There are two ways the war in Syria could end: Either through outright victory or a negotiated transition.
Outright victory on the battlefield tends to produce more durable peace – think the American Civil War and World War II – but few modern wars end this way. And in Syria, a drubbing of either side may not produce a lasting silence. If the regime survives, it could face a fragmented low-level insurgency for years. If it falls, the rebellion’s splintered factions may turn on each other.
A negotiated peace, meanwhile, requires two essential preconditions: military stalemate and inclusiveness at the peace table. Warring factions do not leave their bunkers for conference rooms as long as they think they have more to gain in the trenches. Talks that favor certain factions by dint of excluding others lack legitimacy.
The necessary preconditions for peace talks do not yet exist, and so the United States and the West must work to create them – through military intervention in this crisis.

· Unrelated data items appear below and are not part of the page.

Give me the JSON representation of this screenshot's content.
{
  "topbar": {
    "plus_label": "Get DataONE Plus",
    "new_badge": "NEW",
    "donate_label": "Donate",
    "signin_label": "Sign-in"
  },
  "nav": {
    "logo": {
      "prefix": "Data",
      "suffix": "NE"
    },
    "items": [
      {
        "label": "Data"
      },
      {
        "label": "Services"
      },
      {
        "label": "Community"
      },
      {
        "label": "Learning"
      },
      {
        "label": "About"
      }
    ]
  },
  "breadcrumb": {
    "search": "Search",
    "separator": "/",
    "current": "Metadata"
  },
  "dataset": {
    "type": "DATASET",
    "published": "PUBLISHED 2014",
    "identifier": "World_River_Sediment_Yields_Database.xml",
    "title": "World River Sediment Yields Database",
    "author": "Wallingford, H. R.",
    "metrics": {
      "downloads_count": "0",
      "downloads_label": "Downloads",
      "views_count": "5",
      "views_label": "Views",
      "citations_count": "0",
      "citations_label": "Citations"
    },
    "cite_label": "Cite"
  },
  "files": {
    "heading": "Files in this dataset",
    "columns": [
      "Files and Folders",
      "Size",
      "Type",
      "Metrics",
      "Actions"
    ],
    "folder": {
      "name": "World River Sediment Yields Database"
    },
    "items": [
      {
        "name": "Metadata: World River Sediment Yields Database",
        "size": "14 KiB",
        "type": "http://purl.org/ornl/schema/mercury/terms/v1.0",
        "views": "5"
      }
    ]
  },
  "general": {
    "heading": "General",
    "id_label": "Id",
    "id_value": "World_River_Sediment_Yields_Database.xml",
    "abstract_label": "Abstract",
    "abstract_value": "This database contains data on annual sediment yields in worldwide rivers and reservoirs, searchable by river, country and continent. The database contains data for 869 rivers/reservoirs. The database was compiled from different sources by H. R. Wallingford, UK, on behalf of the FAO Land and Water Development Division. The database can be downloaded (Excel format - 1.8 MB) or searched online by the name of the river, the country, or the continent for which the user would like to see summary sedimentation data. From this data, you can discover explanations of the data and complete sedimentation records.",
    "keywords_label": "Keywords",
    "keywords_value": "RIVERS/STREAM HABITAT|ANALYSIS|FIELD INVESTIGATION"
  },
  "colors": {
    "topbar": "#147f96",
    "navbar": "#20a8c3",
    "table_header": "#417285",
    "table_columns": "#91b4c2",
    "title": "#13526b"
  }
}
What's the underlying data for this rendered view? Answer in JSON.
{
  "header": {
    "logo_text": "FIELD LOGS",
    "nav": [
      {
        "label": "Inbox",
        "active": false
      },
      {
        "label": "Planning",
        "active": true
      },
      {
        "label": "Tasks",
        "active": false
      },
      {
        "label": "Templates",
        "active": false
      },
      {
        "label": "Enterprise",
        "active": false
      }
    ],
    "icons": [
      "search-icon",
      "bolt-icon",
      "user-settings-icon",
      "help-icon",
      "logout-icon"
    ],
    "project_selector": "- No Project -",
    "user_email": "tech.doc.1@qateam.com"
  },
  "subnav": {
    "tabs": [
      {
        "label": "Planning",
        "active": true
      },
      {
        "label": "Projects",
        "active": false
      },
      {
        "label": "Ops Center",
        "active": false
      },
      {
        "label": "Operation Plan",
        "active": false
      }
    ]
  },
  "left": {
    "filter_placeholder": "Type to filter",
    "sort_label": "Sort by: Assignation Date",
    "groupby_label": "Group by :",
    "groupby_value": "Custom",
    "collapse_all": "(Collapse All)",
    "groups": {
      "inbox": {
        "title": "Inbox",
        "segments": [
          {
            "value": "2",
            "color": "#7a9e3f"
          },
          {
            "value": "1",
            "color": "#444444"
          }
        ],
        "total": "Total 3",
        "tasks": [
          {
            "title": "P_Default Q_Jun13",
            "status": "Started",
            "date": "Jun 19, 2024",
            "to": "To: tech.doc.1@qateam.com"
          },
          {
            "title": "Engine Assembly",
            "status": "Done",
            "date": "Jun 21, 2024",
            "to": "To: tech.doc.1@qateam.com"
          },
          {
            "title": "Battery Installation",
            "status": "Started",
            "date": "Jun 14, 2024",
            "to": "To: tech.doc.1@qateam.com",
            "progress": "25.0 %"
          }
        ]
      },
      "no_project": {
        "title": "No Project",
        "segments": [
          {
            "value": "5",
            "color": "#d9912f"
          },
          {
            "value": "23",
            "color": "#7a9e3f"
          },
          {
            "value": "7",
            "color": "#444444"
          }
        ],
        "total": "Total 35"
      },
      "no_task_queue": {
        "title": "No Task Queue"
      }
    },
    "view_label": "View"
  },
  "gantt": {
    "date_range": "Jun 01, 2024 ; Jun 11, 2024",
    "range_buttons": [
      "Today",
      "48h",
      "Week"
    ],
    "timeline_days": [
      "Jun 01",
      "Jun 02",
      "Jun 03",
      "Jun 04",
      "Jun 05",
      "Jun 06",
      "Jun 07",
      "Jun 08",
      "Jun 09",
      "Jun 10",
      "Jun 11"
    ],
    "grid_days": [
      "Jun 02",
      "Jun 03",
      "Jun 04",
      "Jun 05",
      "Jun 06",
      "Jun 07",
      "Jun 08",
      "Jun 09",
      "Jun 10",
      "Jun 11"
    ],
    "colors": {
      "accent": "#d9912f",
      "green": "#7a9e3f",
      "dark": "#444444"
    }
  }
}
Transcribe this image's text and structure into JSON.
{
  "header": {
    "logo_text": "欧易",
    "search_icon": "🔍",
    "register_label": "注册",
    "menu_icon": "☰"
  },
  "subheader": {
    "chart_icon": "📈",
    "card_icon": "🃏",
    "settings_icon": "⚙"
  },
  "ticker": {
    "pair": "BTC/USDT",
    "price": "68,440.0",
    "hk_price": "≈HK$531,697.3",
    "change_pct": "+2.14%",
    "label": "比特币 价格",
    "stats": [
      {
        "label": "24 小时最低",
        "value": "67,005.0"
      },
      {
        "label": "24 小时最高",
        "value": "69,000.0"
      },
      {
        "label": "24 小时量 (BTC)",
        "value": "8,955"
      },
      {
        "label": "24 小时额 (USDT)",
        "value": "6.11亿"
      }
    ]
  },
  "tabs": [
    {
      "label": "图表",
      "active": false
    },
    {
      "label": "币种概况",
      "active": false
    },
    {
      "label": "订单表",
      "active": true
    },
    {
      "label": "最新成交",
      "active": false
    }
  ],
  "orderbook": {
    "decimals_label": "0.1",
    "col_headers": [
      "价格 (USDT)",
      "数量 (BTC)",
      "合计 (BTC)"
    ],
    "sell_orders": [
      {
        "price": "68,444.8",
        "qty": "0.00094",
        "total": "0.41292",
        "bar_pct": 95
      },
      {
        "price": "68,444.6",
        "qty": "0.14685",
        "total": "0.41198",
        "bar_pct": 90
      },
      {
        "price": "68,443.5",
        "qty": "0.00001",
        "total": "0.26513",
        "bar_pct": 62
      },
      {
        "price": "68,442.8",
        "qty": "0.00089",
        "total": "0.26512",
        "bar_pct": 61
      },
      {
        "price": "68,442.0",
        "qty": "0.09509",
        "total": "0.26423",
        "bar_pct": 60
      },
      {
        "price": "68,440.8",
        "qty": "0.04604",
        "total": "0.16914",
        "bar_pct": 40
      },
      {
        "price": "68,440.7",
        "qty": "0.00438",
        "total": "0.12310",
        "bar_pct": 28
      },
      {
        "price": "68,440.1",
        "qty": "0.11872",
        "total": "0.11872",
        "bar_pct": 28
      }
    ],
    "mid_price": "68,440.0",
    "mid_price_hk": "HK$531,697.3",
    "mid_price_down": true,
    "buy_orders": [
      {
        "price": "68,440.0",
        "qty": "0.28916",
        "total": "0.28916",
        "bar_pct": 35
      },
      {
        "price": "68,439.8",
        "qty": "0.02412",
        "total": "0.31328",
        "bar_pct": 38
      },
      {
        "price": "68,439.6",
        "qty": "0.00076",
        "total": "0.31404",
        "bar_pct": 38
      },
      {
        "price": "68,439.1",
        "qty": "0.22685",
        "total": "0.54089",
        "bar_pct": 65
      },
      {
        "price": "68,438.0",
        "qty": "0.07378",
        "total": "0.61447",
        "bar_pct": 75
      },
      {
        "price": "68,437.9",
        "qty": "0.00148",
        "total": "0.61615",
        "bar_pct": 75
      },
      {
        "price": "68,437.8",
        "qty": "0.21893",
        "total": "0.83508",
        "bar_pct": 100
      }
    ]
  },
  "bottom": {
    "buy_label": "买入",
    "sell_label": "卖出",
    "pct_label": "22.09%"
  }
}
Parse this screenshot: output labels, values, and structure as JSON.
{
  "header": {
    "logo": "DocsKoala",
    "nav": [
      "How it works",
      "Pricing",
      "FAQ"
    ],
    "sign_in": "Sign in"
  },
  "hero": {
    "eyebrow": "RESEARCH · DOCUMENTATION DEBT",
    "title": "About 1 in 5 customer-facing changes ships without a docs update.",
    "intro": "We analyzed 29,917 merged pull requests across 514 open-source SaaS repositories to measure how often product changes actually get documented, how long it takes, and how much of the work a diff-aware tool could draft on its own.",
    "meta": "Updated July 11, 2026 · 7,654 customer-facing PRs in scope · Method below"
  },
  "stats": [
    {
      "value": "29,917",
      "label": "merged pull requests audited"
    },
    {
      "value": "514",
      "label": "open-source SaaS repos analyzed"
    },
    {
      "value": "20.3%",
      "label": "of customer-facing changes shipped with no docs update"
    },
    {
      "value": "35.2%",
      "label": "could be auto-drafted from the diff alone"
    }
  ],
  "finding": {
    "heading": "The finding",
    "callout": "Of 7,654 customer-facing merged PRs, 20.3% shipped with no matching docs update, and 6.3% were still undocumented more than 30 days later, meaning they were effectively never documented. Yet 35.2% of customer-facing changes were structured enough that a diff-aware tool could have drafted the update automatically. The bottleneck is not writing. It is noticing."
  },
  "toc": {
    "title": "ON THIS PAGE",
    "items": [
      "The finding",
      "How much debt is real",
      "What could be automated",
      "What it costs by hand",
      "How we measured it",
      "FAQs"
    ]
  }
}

A United Nations investigating commission said Tuesday it had found credible evidence in Syria of the use of both chemical and thermobaric weapons (the latter produces a much longer blast wave than a conventional explosion). The commission cited 17 apparent massacres of civilians between January and mid-May, and warned that “war crimes, crimes against humanity and gross human rights violations continue apace.” It cited war crimes by both sides. The UN estimates that 80,000 people – mostly civilians – have perished in the conflict, which is now in its third year.